The gist of this is correct, although the first film to have a sequel titled First Film II was – believe it or not – Eisenstein’s *Ivan Groznyj II[/1] (1958), better known in this country as Ivan the Terrible, Part Two.
Of course, Eisenstein wasn’t exactly working within the Hollywood system, where sequel-making and -numbering has become an art in its own right. I do admire the simplicity of following up Alien with Aliens. Clean, understated, and ups the ante nicely, especially if you knew the first film.
He thought he was the King of America, where they pour Coca-Cola just like vintage wine.

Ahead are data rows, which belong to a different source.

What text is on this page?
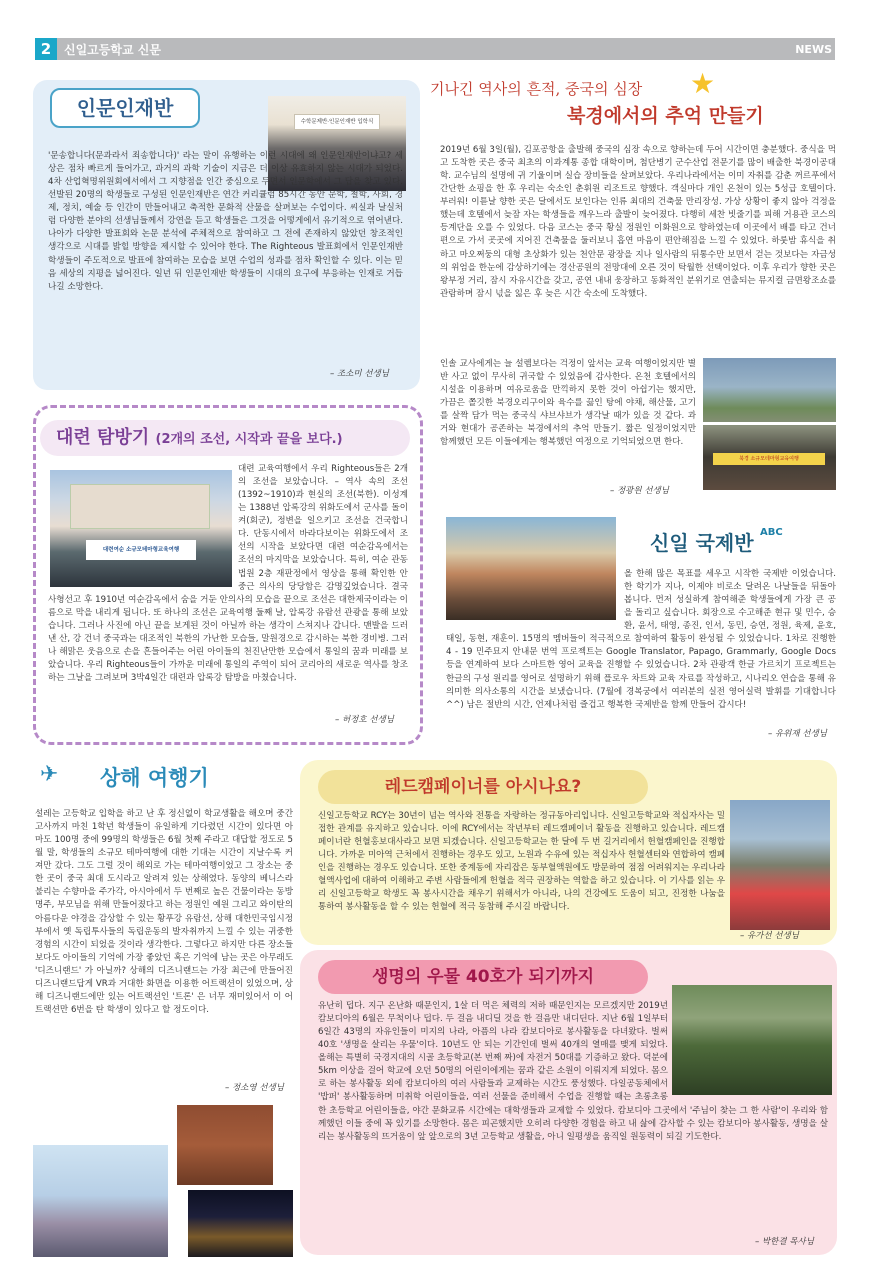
2	신일고등학교 신문	NEWS
인문인재반
수학문제반·인문인재반 입학식
'문송합니다(문과라서 죄송합니다)' 라는 말이 유행하는 이런 시대에 왜 인문인재반이냐고? 세상은 점차 빠르게 들어가고, 과거의 과학 기술이 지금은 더 이상 유효하지 않는 시대가 되었다. 4차 산업혁명위원회에서에서 그 지향점을 인간 중심으로 두면서 인문학에서 그 답을 찾고 있다. 선발된 20명의 학생들로 구성된 인문인재반은 연간 커리큘럼 85시간 동안 문학, 철학, 사회, 경제, 정치, 예술 등 인간이 만들어내고 축적한 문화적 산물을 살펴보는 수업이다. 씨실과 날실처럼 다양한 분야의 선생님들께서 강연을 듣고 학생들은 그것을 어떻게에서 유기적으로 엮어낸다. 나아가 다양한 발표회와 논문 분석에 주체적으로 참여하고 그 전에 존재하지 않았던 창조적인 생각으로 시대를 밝힐 방향을 제시할 수 있어야 한다. The Righteous 발표회에서 인문인재반 학생들이 주도적으로 발표에 참여하는 모습을 보면 수업의 성과를 점차 확인할 수 있다. 이는 믿음 세상의 지평을 넓어진다. 일년 뒤 인문인재반 학생들이 시대의 요구에 부응하는 인재로 거듭나길 소망한다.
– 조소미 선생님
기나긴 역사의 흔적, 중국의 심장 ★
북경에서의 추억 만들기
2019년 6월 3일(월), 김포공항을 출발해 중국의 심장 속으로 향하는데 두어 시간이면 충분했다. 중식을 먹고 도착한 곳은 중국 최초의 이과계통 종합 대학이며, 첨단병기 군수산업 전문기를 많이 배출한 북경이공대학. 교수님의 설명에 귀 기울이며 실습 장비들을 살펴보았다. 우리나라에서는 이미 자취를 감춘 꺼르푸에서 간단한 쇼핑을 한 후 우리는 숙소인 춘휘원 리조트로 향했다. 객실마다 개인 온천이 있는 5성급 호텔이다. 부러워! 이튿날 향한 곳은 달에서도 보인다는 인류 최대의 건축물 만리장성. 가상 상황이 좋지 않아 걱정을 했는데 호텔에서 늦잠 자는 학생들을 깨우느라 출발이 늦어졌다. 다행히 세찬 빗줄기를 피해 거용관 코스의 등계단을 오를 수 있었다. 다음 코스는 중국 황실 정원인 이화원으로 향하였는데 이곳에서 배를 타고 건너편으로 가서 곳곳에 지어진 건축물을 둘러보니 흡연 마음이 편안해짐을 느낄 수 있었다. 하룻밤 휴식을 취하고 마오쩌둥의 대형 초상화가 있는 천안문 광장을 지나 일사람의 뒤통수만 보면서 걷는 것보다는 자금성의 위엄을 한눈에 감상하기에는 경산공원의 전망대에 오른 것이 탁월한 선택이었다. 이후 우리가 향한 곳은 왕부정 거리, 잠시 자유시간을 갖고, 공연 내내 웅장하고 동화적인 분위기로 연출되는 뮤지컬 금면왕조쇼를 관람하며 잠시 넋을 잃은 후 늦은 시간 숙소에 도착했다.
인솔 교사에게는 늘 설렘보다는 걱정이 앞서는 교육 여행이었지만 별반 사고 없이 무사히 귀국할 수 있었음에 감사한다. 온천 호텔에서의 시설을 이용하며 여유로움을 만끽하지 못한 것이 아쉽기는 했지만, 가끔은 쫄깃한 북경오리구이와 육수를 끓인 탕에 야채, 해산물, 고기를 살짝 담가 먹는 중국식 샤브샤브가 생각날 때가 있을 것 같다. 과거와 현대가 공존하는 북경에서의 추억 만들기. 짧은 일정이었지만 함께했던 모든 이들에게는 행복했던 여정으로 기억되었으면 한다.
– 정광원 선생님
북경 소규모테마형교육여행
대련 탐방기 (2개의 조선, 시작과 끝을 보다.)
대련여순 소규모테마형교육여행
대련 교육여행에서 우리 Righteous들은 2개의 조선을 보았습니다. – 역사 속의 조선(1392~1910)과 현실의 조선(북한). 이성계는 1388년 압록강의 위화도에서 군사를 돌이켜(회군), 정변을 일으키고 조선을 건국합니다. 단동시에서 바라다보이는 위화도에서 조선의 시작을 보았다면 대련 여순감옥에서는 조선의 마지막을 보았습니다. 특히, 여순 관동법원 2층 재판정에서 영상을 통해 확인한 안중근 의사의 당당함은 감명깊었습니다. 결국 사형선고 후 1910년 여순감옥에서 숨을 거둔 안의사의 모습을 끝으로 조선은 대한제국이라는 이름으로 막을 내리게 됩니다. 또 하나의 조선은 교육여행 둘째 날, 압록강 유람선 관광을 통해 보았습니다. 그러나 사진에 아닌 끝을 보게된 것이 아닐까 하는 생각이 스쳐지나 갑니다. 맨발을 드러낸 산, 강 건너 중국과는 대조적인 북한의 가난한 모습들, 말원경으로 감시하는 북한 경비병. 그러나 해맑은 웃음으로 손을 흔들어주는 어린 아이들의 천진난만한 모습에서 통일의 꿈과 미래를 보았습니다. 우리 Righteous들이 가까운 미래에 통일의 주역이 되어 코리아의 새로운 역사를 창조하는 그날을 그려보며 3박4일간 대련과 압록강 탐방을 마쳤습니다.
– 허정호 선생님
신일 국제반 ABC
올 한해 많은 목표를 세우고 시작한 국제반 이었습니다. 한 학기가 지나, 이제야 비로소 달려온 나날들을 뒤돌아봅니다. 먼저 성실하게 참여해준 학생들에게 가장 큰 공을 돌리고 싶습니다. 회장으로 수고해준 현규 및 민수, 승환, 윤서, 태영, 종진, 인서, 동민, 승연, 정원, 육제, 윤호, 태일, 동현, 재훈이. 15명의 멤버들이 적극적으로 참여하여 활동이 완성될 수 있었습니다. 1차로 진행한 4 - 19 민주묘지 안내문 번역 프로젝트는 Google Translator, Papago, Grammarly, Google Docs 등을 연계하여 보다 스마트한 영어 교육을 진행할 수 있었습니다. 2차 관광객 한글 가르치기 프로젝트는 한글의 구성 원리를 영어로 설명하기 위해 플로우 차트와 교육 자료를 작성하고, 시나리오 연습을 통해 유의미한 의사소통의 시간을 보냈습니다. (7월에 경복궁에서 여러분의 실전 영어실력 발휘를 기대합니다^^) 남은 절반의 시간, 언제나처럼 즐겁고 행복한 국제반을 함께 만들어 갑시다!
– 유위재 선생님
✈︎	상해 여행기
설레는 고등학교 입학을 하고 난 후 정신없이 학교생활을 해오며 중간고사까지 마친 1학년 학생들이 유일하게 기다렸던 시간이 있다면 아마도 100명 중에 99명의 학생들은 6월 첫째 주라고 대답할 정도로 5월 말, 학생들의 소규모 테마여행에 대한 기대는 시간이 지날수록 커져만 갔다. 그도 그럴 것이 해외로 가는 테마여행이었고 그 장소는 중 한 곳이 중국 최대 도시라고 알려져 있는 상해였다. 동양의 베니스라 불리는 수향마을 주가각, 아시아에서 두 번째로 높은 건물이라는 동방명주, 부모님을 위해 만들어졌다고 하는 정원인 예원 그리고 와이탄의 아름다운 야경을 감상할 수 있는 황푸강 유람선, 상해 대한민국임시정부에서 옛 독립투사들의 독립운동의 발자취까지 느낄 수 있는 귀중한 경험의 시간이 되었을 것이라 생각한다. 그렇다고 하지만 다른 장소들보다도 아이들의 기억에 가장 좋았던 혹은 기억에 남는 곳은 아무래도 '디즈니랜드' 가 아닐까? 상해의 디즈니랜드는 가장 최근에 만들어진 디즈니랜드답게 VR과 거대한 화면을 이용한 어트랙션이 있었으며, 상해 디즈니랜드에만 있는 어트랙션인 '트론' 은 너무 재미있어서 이 어트랙션만 6번을 탄 학생이 있다고 할 정도이다.
– 정소영 선생님
레드캠페이너를 아시나요?
신일고등학교 RCY는 30년이 넘는 역사와 전통을 자랑하는 정규동아리입니다. 신일고등학교와 적십자사는 밀접한 관계를 유지하고 있습니다. 이에 RCY에서는 작년부터 레드캠페이너 활동을 진행하고 있습니다. 레드캠페이너란 헌혈홍보대사라고 보면 되겠습니다. 신일고등학교는 한 달에 두 번 길거리에서 헌혈캠페인을 진행합니다. 가까운 미아역 근처에서 진행하는 경우도 있고, 노원과 수유에 있는 적십자사 헌혈센터와 연합하여 캠페인을 진행하는 경우도 있습니다. 또한 중계동에 자리잡은 동부혈액원에도 방문하여 점점 어려워지는 우리나라 혈액사업에 대하여 이해하고 주변 사람들에게 헌혈을 적극 권장하는 역할을 하고 있습니다. 이 기사를 읽는 우리 신일고등학교 학생도 꼭 봉사시간을 채우기 위해서가 아니라, 나의 건강에도 도움이 되고, 진정한 나눔을 통하여 봉사활동을 할 수 있는 헌혈에 적극 동참해 주시길 바랍니다.
– 유가선 선생님
생명의 우물 40호가 되기까지
유난히 덥다. 지구 온난화 때문인지, 1살 더 먹은 체력의 저하 때문인지는 모르겠지만 2019년 캄보디아의 6월은 무척이나 덥다. 두 걸음 내디딜 것을 한 걸음만 내디딘다. 지난 6월 1일부터 6일간 43명의 자유인들이 미지의 나라, 아픔의 나라 캄보디아로 봉사활동을 다녀왔다. 벌써 40호 '생명을 살리는 우물'이다. 10년도 안 되는 기간인데 벌써 40개의 열매를 맺게 되었다. 올해는 특별히 국경지대의 시골 초등학교(본 번째 짜)에 자전거 50대를 기증하고 왔다. 덕분에 5km 이상을 걸어 학교에 오던 50명의 어린이에게는 꿈과 같은 소원이 이뤄지게 되었다. 몸으로 하는 봉사활동 외에 캄보디아의 여러 사람들과 교제하는 시간도 풍성했다. 다일공동체에서 '밥퍼' 봉사활동하며 미취학 어린이들을, 여러 선물을 준비해서 수업을 진행할 때는 초롱초롱한 초등학교 어린이들을, 야간 문화교류 시간에는 대학생들과 교제할 수 있었다. 캄보디아 그곳에서 '주님이 찾는 그 한 사람'이 우리와 함께했던 이들 중에 꼭 있기를 소망한다. 몸은 피곤했지만 오히려 다양한 경험을 하고 내 삶에 감사할 수 있는 캄보디아 봉사활동, 생명을 살리는 봉사활동의 뜨거움이 앞 앞으로의 3년 고등학교 생활을, 아니 일평생을 움직일 원동력이 되길 기도한다.
– 박한결 목사님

In the same vein as Naked Gun 2 1/2, Spaceballs was supposed to have a sequel that, for some reason, never came to light. The planned title was Spaceballs 3: In Search Of 2.
I wasn’t suggesting that American audiences were stupid, but that they would be less familiar than a UK audience with the standard monarch-numbering convention.
Snopes suggests that there is an element of truth in the story, even quoting the director as saying that the claim was “not totally untrue”. This is typical of Snopes, to claim that a story is false then present evidence that tends to support it. IMHO, the whole red/white/green light thing is completely unnecessary and mars what is otherwise an excellent site.
I wish I could say, with all my heart, that I didn’t experience this.
A co-worker in her 20s (what generation is this X? Y? XYY?)thought Apollo 13 was a science fiction movie. She had no knowledge of the Apollo space program and origanally thought, before she saw the previews, that it was related to the Rocky series of movies.
Of course, she said, that couldn’t be since Apollo was killed in Rocky IV by Ivan Drago.
I have never wept for an entire generation, until then…
TomH - snopes is not above poking fun at all of us. I was one of many fooled by the “State of Kentucty copyrights it’s name, Kentucky Fried Chicken is renamed KFC” story. I would give you a link - but they have removed it. It did exist, honest.
Snopes can stick The Repository Of Lost Legends up…nevermind [/rant]. Anyways, a bigger gripe is that, lately, he’s been marking things true or false when the evidence is clearly either “unknown” or “unverifiable.” I know that Sherlock Holmes could make long strings of deductions based on one piece of evidence, but I doubt that Snopes lives at 221b Baker Street.
Oh, and the last Naked Gun movie was Naked Gun 331/3. What was the subtitle of that again? “The Final Outrage”?
–It was recently discovered that research causes cancer in rats.
Close.
It was The Naked Gun 33 1/3: The Final Insult
When I was a boy I was told that anybody could become President. Now I’m beginning to believe it.